Petitioner argues that Albert could have obtained the funds at any time by filing a domestic relations action against Anna, but offers no authority in support of this argument. To the contrary, Michigan law appears to hold that the period of limitations is not tolled or suspended because of the marital relationship. Section 27A.2001, Mich.Stat.Ann. (1962), provides that ‘Actions may be brought by and against a married woman as if she were unmarried.’
We shall deal next with petitioner's contention that the Probate Court's order was itself sufficient to satisfy section 2053(a). The facts indicate that the Probate Court probably based its decision primarily, if not solely, on the consent of the persons involved and not on the legal merits of Albert's claim. However, we need not find that to be the case.
Even if the Probate Court had considered the legal merits of Albert's claim, we would not be bound by its decree. Recently the Supreme Court dealt with the effect to be given a State trial court decree where the property interests determined in that State court had Federal estate tax consequences. Commissioner v. Estate of Bosch, 387 U.S. 456 (1967).
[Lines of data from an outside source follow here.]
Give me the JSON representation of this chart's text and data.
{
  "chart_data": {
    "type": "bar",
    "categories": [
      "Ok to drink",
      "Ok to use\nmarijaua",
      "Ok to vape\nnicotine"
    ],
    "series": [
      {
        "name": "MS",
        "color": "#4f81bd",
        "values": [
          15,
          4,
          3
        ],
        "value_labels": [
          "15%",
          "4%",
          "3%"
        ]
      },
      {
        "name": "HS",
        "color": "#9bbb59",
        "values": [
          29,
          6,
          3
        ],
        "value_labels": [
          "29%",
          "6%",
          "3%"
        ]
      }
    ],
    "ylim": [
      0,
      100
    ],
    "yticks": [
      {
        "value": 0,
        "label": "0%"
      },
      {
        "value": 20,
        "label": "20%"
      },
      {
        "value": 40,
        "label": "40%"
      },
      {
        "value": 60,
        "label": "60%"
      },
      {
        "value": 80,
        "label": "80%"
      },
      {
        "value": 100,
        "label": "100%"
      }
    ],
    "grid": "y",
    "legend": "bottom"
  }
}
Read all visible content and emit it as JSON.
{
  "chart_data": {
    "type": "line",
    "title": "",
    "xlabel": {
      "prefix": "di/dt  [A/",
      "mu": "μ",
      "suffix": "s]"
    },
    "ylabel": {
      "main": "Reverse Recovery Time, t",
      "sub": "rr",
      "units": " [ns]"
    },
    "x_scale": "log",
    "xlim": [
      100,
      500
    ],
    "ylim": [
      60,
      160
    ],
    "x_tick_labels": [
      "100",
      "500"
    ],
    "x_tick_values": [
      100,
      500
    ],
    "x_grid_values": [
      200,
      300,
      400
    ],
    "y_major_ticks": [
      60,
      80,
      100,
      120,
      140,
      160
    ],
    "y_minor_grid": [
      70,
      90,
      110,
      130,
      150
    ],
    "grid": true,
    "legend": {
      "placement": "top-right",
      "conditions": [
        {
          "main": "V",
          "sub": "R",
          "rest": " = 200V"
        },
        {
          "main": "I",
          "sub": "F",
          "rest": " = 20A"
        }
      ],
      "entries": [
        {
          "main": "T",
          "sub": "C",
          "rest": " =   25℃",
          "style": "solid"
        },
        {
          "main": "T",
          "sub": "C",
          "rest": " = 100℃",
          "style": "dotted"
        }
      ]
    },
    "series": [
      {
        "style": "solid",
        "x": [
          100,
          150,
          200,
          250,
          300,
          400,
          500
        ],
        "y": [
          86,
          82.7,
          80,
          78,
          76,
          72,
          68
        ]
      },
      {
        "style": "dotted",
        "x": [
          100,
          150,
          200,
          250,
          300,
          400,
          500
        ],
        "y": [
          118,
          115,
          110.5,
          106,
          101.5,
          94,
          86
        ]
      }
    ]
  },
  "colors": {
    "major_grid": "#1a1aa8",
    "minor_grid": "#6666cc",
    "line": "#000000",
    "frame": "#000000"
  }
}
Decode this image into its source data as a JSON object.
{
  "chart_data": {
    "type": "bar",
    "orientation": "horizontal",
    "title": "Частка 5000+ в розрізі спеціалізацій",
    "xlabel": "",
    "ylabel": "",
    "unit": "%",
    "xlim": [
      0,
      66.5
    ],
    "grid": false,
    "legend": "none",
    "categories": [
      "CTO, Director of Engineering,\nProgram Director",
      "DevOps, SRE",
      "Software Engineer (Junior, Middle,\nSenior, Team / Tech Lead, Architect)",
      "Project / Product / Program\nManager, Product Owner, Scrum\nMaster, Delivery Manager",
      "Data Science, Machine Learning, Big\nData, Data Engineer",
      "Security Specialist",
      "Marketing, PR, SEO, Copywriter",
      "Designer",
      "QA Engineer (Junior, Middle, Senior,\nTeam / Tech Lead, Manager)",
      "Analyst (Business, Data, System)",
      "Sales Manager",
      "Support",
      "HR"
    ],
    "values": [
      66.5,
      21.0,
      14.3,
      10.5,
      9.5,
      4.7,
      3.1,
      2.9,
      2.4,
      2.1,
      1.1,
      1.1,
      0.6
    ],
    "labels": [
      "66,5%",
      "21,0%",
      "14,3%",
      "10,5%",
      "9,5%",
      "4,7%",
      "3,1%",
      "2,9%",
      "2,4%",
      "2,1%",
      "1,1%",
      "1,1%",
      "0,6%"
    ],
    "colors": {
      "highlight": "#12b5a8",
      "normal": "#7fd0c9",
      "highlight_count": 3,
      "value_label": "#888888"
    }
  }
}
The Bosch case held ‘that where the federal estate tax liability turns upon the character of a property interest held and transferred by the decedent under state law, federal authorities are not bound by the determination made of such property interest by a state trial court.’ Id. at 457. The Supreme Court directed that we first look to pronouncements by the State's highest court. We have done precisely that. We hold that Albert's claim was invalid under the Michigan statute of limitations as interpreted by the Supreme Court of Michigan.
Nor was the Commissioner bound since the decree was at variance with the statute of limitations of Michigan. In this context the Commissioner's regulations support his position.Sec. 20.2053-1(b)(2) (Estate Tax Regs.) Effect of court decree. * * * If the decree was rendered by consent, it will be accepted, provided the consent was a bona fide recognition of the validity of the claim (and not a mere cloak for a gift) and was accepted by the court as satisfactory evidence upon the merits. It will be presumed that the consent was of this character, and was so accepted, if given by all parties having an interest adverse to the claimant. The decree will not be accepted if it is at variance with the law of the State; as, for example, an allowance made to an executor in excess of that prescribed by statute. * * *
Decision will be entered for the respondent.